Langsam muss ich mir Gedanken machen, wie ich mit meiner Romanreihe vorgehen möchte. Eine Trilogie wird es mindestens, eventuell eine Quadrologie oder sogar eine Reihe ohne im Vorhinein festgelegte Anzahl. Immer noch stehe ich zwischen den Stühlen namens Verlagsbewerbung und Self-Publishing, tendiere jedoch mit jedem Tag ein Stückchen mehr zum Selbstveröffentlichen.

Doch dabei muss einiges beachtet werden. Bevor mein erster Roman veröffentlicht wird, sollte ich so etwas wie eine kleine Fanbase aufgebaut haben, denn sonst halte ich mein Buch in der Hand und preise es nur meinen Freunden und Verwandten an. Weiterhin sollte ich nicht allzu lange damit warten, bis dann der ersten Nachfolger erscheint. Wenn ich weitere vier Jahre benötige, bis der zweite Teil releasefertig geschliffen ist, gibt es vermutlich kaum noch Interesse. Daran habe ich bislang kaum gedacht. Mein Plan war immer, den ersten Teil endlich fertigzustellen und dann endlich auf den Markt zu werfen. Aber damit sollte ich mich wohl besser zurückhalten.

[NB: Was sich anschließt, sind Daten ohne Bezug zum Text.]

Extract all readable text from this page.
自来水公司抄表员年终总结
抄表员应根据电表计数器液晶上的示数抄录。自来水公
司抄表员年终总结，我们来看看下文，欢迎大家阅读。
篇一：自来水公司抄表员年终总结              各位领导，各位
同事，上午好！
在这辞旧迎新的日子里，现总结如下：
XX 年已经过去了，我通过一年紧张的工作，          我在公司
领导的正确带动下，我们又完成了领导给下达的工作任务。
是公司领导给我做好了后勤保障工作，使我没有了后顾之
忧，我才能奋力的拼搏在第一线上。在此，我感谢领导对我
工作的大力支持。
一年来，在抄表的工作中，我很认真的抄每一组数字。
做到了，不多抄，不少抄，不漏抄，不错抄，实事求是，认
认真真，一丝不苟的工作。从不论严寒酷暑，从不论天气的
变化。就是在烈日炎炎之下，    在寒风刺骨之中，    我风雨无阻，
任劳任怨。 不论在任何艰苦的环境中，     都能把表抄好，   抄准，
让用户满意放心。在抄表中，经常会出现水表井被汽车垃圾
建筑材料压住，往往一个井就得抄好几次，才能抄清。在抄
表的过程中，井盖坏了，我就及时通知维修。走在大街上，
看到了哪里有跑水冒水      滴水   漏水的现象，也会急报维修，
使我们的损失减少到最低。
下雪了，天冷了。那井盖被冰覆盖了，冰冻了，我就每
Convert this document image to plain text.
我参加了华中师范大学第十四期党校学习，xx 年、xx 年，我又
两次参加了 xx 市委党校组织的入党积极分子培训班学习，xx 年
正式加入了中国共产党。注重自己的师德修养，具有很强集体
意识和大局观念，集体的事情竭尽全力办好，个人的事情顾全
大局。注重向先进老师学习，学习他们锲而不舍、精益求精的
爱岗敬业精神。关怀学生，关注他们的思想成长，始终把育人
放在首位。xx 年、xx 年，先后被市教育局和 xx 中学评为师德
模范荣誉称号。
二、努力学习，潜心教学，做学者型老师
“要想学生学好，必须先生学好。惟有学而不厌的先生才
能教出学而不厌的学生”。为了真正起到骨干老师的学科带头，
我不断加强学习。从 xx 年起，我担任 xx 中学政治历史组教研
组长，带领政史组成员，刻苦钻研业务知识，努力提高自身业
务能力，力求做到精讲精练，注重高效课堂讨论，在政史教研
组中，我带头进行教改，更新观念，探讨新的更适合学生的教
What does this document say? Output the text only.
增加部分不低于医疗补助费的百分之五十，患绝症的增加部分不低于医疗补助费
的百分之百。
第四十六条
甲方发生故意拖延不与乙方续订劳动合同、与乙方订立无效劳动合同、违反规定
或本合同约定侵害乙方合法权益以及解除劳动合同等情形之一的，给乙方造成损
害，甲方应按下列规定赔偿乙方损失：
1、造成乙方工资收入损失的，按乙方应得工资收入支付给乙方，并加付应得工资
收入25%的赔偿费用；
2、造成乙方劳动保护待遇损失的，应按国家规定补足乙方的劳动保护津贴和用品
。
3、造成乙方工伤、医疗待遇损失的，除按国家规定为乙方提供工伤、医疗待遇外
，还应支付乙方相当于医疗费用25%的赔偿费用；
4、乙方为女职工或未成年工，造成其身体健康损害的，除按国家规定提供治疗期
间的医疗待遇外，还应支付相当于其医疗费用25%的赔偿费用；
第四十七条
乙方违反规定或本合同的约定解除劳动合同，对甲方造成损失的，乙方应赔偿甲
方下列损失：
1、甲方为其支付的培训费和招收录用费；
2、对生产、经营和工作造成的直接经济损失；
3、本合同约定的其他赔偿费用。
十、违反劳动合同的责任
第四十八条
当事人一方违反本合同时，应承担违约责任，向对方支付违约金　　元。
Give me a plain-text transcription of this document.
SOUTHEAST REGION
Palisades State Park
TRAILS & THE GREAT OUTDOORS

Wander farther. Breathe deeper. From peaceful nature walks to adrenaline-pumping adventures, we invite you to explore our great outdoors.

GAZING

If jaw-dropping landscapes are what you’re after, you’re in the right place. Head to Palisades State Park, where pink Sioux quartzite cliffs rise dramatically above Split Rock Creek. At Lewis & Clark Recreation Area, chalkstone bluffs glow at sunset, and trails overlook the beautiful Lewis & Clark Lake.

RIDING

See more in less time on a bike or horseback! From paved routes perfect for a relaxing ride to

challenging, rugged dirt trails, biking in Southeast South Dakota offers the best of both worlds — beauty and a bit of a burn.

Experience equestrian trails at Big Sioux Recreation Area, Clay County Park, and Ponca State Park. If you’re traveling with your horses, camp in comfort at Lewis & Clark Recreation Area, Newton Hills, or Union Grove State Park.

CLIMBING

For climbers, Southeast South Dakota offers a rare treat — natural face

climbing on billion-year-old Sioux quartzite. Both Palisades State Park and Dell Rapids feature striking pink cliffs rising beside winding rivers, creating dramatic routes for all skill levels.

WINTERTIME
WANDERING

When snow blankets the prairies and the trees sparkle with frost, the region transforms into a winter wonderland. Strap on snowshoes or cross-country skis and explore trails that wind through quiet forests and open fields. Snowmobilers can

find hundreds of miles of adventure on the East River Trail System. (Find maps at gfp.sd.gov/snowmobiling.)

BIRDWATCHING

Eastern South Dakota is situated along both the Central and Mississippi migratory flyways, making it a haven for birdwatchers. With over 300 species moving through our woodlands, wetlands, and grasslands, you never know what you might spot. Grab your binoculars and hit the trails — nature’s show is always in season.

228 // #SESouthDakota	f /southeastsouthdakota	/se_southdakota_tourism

Ein weiteres mögliches Thema ist Crowdfunding. Hiermit könnte ich beispielsweise ein professionelles Korrektorat sowie Lektorat finanzieren. Von Nöten wäre hierfür aber ohne Frage eine Fanbase, die auch gewillt ist, ein paar Euro für mein Projekt vorzustrecken. Bei Benjamin Spang und seinem Roman Blut gegen Blut hat das funktioniert, doch es gibt sicherlich ausreichend Beispiele die gescheitert sind. Auf der anderen Seite kann man es auf einen Versuch einfach mal ankommen lassen.

Fazit: Ganz allmählich sollte ich eine Art Businessplan entwickeln, mich in bestimmten Punkten entscheiden und dann auf festgelegte Ziele hinarbeiten. Denn, so viel ist sicher, ich möchte meine Geschichte früher oder später unter die Leute bringen.

4 Antworten

  1. Lieber Samuel,
    wenn ich Dir etwas raten darf- fang kleiner an. Kurzgeschichten sind ganz wunderbar zum Aufbauen einer Fanbase. Und setzt Dich nicht unter Druck, nicht jeder muss gleich 350 Seiten schreiben. Schau Dir die Damenwelt an, ihre Bücher sind zwischen 150-250 Seiten stark und geliebt. Crowdfunding ist auch ganz klasse, auch hier muss die Fanbase stimmen, aber Du machst auch gleichzeitig Crowdmarketing für das Buch. Also: lass es ruhig angehen, nimm kleine Sachen und setze sie bei amazon rein und dann schau, wie Tag für Tag die Community wächst. Such Dir zwei, drei Blogger, schicke ihnen die Geschichte. Leg ein Profil bei lovelybooks an, schau in Foren, die sich mit dem beschäftigen, über das Du schreiben möchtest und, ganz wichtig, mach ein Autorenprofil bei Facebook – schau Dir mal Kai Lüftner dort an, der macht es ganz wunderbar 🙂 sonnige Grüße
    Deine
    Ines

  2. Hallo Ines,

    vielen lieben Dank für deinen Rat. Ich beherzige ihn sehr gerne. In den letzten Wochen hat sich ein sehr ähnlicher Gedanke in meinen Kopf gesetzt. Ich habe mir vogenommen, einige Kurzgeschichten zu schreiben, die in meiner eigenen Fantasywelt spielen.
    An einem Autorenprofil bei Facebook arbeite ich bereits, weitere Schritte werde ich sicherlich bald gehen.

    Nochmal vielen Dank für deinen Kommentar, ich habe mich sehr darüber gefreut! 🙂

    Liebe Grüße

    Samuel

  3. Hallo Samuel,

    ich würde Dir – wie Ines – auch den Rat geben, kleinere Projekte anzugehen. Eine Kurzgeschichten-Sammlung ist da schonmal ein guter Anfang. 🙂

    Du könntest zusätzlich auch einen einzelnen in sich abgeschlossenen Roman schreiben. Der könnte doch auch in Deiner Fantasy-Welt spielen, vielleicht mit anderen Charakteren und/oder in einer anderen Zeit. Natürlich könnte das auch etwas völlig anderes sein, aber dann wäre es gut, wenn Du ähnliche Rahmenbedingungen hast, also auch Fantasy, falls Deiner Triologie eine mittelalterliche Welt zugrunde liegt (das konnte ich aus Deinen Beschreibungen nicht so eindeutig rauslesen), dann würde ich das auch für die Einzel-Geschichte so durchzuziehen, damit Du ein ähnliches Publikum ansprichst.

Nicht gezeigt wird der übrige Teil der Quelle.